The final decision doesn’t immediately come out of these formal meetings. “It is one long, continuously flowing conversation among a group of color-atoned people,” said Laurie Pressman, vice president of the Pantone Color Institute, in a recent blog post. “To arrive at the selection each year, our team of color experts at the Pantone Color Institute comb the world looking for new color influences,” she said. Selections can be influenced by everything from trends in the entertainment industry to emerging lifestyles and upcoming sporting events.
What is the purpose of Pantone’s Color of the Year?

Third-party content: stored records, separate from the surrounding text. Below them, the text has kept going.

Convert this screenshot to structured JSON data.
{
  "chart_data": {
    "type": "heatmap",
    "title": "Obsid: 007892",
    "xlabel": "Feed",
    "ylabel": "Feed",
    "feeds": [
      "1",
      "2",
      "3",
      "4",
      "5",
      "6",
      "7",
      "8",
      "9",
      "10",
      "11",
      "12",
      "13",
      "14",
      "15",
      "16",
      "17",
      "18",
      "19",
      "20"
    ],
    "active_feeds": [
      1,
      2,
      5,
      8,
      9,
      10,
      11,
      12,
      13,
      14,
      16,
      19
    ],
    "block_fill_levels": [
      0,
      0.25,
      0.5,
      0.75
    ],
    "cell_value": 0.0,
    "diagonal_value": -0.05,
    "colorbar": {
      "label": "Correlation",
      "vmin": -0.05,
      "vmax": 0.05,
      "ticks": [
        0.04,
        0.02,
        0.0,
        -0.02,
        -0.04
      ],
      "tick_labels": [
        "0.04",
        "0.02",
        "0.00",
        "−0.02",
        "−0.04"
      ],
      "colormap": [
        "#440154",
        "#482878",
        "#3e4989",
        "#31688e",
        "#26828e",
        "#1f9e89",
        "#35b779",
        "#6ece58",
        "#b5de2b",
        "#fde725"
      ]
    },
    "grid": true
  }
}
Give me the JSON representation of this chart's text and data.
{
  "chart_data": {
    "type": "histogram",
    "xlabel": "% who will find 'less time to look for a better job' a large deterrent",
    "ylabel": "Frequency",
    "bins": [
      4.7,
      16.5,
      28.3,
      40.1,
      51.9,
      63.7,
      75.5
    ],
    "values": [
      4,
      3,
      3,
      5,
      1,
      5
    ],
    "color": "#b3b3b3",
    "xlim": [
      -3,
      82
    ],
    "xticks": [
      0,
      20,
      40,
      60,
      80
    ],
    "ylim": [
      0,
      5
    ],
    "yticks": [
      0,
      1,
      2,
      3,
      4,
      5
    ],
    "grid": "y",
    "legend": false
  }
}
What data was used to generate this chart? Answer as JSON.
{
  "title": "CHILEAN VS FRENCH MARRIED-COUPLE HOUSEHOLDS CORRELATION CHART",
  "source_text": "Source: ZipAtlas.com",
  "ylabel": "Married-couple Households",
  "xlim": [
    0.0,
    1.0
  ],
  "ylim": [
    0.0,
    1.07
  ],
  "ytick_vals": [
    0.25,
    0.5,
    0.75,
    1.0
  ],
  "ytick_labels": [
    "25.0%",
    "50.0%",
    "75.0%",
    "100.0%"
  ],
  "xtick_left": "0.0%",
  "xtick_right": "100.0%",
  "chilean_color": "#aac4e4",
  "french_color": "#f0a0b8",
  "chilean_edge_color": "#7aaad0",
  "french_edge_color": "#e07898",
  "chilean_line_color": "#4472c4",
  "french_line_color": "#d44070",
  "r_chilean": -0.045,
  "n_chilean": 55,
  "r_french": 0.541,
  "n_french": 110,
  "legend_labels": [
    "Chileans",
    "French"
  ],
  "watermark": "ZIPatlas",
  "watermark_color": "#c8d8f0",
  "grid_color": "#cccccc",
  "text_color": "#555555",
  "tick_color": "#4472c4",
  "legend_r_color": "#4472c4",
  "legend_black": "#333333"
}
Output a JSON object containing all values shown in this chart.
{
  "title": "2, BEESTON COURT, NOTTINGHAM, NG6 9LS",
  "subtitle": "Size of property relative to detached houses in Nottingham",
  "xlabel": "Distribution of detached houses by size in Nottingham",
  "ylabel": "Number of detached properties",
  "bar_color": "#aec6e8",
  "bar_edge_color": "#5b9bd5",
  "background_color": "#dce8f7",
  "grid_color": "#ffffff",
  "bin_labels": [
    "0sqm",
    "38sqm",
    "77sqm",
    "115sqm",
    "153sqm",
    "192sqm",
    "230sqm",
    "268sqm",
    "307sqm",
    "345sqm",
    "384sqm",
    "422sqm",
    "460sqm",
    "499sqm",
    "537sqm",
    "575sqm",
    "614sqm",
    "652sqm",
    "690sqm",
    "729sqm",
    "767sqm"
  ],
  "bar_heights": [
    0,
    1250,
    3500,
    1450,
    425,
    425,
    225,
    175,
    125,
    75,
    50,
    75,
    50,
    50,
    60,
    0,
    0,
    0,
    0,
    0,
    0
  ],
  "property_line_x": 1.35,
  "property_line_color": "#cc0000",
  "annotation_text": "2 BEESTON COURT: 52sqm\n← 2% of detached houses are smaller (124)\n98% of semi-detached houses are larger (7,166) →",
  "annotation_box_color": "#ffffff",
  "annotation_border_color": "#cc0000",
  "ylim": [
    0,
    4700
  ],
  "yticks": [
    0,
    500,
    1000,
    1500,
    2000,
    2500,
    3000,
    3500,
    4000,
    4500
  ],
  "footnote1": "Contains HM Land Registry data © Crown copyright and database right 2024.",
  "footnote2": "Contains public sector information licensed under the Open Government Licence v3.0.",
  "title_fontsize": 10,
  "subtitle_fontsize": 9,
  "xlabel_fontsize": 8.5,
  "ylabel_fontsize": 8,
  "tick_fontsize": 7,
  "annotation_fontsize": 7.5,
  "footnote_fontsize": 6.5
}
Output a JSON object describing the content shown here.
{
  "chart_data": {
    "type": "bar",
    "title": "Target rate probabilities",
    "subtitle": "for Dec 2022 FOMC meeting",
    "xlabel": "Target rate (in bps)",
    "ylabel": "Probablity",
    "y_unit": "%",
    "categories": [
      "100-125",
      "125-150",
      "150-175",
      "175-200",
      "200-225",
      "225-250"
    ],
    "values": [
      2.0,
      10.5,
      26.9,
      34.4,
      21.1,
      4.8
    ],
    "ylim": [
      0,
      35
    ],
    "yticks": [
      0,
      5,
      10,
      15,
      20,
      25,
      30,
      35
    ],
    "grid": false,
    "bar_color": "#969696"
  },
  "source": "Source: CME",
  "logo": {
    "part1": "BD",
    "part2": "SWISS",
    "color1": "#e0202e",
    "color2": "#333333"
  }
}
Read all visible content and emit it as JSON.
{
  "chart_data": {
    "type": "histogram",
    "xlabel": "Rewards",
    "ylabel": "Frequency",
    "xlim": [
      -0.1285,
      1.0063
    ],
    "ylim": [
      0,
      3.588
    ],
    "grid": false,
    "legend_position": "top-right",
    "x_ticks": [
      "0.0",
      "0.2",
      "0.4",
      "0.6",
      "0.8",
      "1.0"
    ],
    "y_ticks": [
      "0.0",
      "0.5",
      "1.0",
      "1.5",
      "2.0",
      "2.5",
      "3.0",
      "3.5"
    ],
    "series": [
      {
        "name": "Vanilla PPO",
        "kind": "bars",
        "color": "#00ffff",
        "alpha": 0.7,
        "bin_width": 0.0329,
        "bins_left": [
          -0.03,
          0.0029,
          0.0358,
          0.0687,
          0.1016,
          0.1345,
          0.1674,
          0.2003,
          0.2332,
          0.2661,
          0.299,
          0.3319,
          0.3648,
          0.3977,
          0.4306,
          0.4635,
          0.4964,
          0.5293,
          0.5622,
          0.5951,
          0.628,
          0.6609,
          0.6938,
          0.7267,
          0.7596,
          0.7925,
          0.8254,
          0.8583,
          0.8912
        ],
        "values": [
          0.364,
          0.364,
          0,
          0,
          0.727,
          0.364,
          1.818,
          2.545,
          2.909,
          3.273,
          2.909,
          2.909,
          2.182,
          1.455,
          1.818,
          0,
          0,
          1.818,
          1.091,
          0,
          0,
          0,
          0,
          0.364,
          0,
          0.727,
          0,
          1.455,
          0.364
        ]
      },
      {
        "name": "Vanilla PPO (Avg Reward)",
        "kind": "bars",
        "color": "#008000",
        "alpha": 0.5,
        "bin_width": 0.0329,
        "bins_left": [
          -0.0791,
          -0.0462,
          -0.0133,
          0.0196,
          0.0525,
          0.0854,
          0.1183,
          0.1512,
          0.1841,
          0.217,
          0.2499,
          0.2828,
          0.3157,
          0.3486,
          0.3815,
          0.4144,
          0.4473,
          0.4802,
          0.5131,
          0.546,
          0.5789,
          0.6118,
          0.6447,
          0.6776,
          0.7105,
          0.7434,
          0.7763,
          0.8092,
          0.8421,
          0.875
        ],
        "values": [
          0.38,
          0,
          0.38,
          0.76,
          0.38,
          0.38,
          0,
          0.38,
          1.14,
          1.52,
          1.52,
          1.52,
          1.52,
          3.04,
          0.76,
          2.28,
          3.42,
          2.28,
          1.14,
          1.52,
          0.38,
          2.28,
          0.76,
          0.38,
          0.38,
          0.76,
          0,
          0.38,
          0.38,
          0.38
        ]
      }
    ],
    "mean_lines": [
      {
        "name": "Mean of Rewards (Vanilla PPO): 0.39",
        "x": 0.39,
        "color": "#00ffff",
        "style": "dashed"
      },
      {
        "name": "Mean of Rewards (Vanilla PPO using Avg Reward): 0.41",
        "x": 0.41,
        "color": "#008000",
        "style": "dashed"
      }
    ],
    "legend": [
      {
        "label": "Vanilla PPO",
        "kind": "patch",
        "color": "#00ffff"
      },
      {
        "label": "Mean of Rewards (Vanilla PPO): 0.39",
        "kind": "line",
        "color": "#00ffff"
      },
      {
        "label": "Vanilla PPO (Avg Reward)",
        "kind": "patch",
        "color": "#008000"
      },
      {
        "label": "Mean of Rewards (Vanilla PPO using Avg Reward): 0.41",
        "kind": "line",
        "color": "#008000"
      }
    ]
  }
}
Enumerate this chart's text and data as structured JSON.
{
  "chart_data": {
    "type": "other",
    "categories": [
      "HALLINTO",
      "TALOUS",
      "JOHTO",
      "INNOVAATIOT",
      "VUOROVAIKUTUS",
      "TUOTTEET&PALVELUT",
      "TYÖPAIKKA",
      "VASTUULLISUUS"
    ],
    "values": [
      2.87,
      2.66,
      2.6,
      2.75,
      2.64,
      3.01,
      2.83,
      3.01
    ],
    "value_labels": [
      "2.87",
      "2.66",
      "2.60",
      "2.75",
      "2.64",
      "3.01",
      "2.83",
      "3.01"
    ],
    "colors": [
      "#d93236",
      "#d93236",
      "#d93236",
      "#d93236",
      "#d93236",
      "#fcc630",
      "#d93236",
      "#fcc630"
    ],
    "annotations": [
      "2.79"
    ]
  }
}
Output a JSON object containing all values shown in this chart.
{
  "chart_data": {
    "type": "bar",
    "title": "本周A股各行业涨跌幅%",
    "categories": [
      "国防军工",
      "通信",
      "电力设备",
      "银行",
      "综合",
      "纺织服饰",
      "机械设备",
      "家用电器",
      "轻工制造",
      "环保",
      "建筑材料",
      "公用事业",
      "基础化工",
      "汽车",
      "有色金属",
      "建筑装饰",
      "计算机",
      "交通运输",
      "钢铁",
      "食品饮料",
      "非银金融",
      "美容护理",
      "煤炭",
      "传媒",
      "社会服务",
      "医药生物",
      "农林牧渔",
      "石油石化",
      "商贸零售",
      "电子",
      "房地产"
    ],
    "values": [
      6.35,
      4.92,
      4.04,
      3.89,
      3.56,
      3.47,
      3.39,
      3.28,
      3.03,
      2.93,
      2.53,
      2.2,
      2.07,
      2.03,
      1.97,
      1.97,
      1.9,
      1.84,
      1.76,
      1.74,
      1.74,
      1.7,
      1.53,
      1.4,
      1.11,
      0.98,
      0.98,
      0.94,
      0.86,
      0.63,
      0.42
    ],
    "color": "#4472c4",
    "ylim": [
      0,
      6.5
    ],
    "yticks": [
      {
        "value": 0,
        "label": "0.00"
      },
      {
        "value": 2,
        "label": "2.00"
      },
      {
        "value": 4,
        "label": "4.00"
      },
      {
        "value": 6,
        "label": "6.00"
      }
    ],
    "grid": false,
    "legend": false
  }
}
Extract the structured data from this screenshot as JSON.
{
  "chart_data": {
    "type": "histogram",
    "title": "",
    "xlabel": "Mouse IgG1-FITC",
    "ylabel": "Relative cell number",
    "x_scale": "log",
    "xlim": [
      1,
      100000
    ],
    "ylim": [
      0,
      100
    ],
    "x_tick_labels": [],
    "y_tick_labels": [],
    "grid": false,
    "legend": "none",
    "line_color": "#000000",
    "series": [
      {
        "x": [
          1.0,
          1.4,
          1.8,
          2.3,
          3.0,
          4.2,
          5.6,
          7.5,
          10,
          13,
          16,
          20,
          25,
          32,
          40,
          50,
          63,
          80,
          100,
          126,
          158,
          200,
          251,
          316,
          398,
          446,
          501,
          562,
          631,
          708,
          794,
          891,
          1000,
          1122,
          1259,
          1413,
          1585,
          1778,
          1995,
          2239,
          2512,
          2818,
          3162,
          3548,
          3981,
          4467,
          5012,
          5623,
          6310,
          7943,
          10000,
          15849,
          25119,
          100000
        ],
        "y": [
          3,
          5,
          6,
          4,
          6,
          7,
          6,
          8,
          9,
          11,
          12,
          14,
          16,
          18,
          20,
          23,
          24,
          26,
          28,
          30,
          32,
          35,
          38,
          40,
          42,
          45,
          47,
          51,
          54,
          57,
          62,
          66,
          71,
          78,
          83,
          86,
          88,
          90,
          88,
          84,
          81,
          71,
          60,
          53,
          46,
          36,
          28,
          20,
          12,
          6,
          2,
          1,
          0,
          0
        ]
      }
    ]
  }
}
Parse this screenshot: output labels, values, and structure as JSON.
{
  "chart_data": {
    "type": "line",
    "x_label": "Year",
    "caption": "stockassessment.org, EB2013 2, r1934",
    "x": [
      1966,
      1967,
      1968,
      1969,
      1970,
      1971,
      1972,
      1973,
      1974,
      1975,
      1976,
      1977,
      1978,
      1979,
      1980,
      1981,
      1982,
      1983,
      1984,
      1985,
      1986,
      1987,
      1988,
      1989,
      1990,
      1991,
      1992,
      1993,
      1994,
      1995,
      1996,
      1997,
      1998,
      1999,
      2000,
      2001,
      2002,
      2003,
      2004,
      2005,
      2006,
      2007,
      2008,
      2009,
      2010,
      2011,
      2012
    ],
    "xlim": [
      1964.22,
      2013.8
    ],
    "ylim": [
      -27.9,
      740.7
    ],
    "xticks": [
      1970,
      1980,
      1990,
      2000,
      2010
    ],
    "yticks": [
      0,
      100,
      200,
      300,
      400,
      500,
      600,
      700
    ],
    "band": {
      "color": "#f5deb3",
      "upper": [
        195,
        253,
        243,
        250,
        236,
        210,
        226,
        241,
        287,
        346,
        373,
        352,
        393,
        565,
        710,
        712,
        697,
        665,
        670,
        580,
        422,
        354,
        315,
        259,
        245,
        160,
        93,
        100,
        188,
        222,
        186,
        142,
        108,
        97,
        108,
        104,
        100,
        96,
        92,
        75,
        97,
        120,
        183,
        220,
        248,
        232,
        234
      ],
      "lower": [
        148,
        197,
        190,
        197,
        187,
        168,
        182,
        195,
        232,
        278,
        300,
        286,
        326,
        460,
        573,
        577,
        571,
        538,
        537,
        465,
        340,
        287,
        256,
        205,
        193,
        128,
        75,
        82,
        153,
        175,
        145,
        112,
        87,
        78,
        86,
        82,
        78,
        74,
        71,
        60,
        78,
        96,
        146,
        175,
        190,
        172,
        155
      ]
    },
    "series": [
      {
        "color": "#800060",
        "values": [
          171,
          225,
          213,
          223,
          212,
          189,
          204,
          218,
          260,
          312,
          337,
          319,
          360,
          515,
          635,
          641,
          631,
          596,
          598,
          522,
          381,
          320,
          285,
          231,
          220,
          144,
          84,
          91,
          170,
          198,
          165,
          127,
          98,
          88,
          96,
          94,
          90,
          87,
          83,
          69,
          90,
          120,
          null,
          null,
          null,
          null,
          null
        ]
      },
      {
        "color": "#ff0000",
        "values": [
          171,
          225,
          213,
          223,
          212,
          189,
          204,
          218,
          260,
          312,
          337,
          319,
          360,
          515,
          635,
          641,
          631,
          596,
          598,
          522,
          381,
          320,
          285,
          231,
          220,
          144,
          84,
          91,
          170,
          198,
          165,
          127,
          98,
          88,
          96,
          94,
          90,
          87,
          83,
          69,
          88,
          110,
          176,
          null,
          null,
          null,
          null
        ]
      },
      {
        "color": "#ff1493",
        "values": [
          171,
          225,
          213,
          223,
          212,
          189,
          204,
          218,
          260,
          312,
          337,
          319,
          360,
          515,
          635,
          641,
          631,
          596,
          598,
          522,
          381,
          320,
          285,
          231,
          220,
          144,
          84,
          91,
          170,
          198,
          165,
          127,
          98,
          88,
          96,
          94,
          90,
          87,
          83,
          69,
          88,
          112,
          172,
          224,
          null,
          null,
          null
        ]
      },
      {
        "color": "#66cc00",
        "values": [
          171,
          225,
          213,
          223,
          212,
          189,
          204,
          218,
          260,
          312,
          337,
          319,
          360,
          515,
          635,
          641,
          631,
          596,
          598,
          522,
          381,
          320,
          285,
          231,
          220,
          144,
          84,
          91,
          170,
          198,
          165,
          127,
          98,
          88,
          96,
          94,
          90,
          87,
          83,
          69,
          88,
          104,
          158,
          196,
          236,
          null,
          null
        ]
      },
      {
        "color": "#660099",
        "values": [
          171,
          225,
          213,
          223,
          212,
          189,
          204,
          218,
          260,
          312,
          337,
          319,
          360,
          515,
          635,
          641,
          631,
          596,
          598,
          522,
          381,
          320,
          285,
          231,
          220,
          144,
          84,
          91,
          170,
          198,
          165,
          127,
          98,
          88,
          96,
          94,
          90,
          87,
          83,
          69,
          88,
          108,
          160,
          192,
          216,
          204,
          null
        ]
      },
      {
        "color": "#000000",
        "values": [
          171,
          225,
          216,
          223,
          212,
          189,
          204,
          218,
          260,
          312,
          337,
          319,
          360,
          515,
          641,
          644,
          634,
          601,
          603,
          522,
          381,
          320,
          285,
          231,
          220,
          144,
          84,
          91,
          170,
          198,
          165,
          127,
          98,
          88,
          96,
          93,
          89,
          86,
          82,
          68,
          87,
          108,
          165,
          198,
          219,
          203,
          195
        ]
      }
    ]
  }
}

This year, the world’s color authorities chose a soothing tone in response to global turmoil. “An idea as much as a feeling, PANTONE 13-1023 Peach Fuzz awakens our senses to the comforting presence of tactility and cocooned warmth,” said Leatrice Eiseman, executive director of the Pantone Color Institute, in a statement. Peach Fuzz’s predecessor Viva Magenta, meanwhile, was chosen in 2023 as a reflection of new technologies like artificial intelligence and the metaverse.
The selection process isn’t always simple. In 2016, Pantone chose two colors—the pink Rose Quartz and blue Serenity—to make a statement about gender fluidity. Its 2022 selection of the periwinkle Veri Peri, which represented transition and unexpected solutions, marked the first time the company created an entirely new shade from scratch.
Meanwhile, Cerulean Blue was the inaugural Pantone Color of the Year, introduced a quarter of a century ago to ring in the new millennium. The shade was memorably featured in a scene in the 2006 film The Devil Wears Prada, during which Meryl Streep’s Miranda Priestly delivers a monologue that touches on how color forecasting affects the fashion industry.
Pantone’s program has become an influential force over the past quarter century, with the annual selection coinciding with the launch of brand partnerships across fashion and technology. Peach Fuzz, for example, will be available as an option in next year’s Motorola phones, and consumers will encounter it in lipstick shades and home decor. Selected hues often appear in products beyond brands’ official partnerships with Pantone, as the Color of the Year tends to drive trends.
Since its inception, “we have seen this program influence product development and purchasing decisions in nearly every industry and country around the world,” said Pressman. “Growing in popularity each year, its impact is felt across fashion, color cosmetics, home furnishings, automotive and industrial design, as well as product, packaging, multimedia design, and commercial interiors.”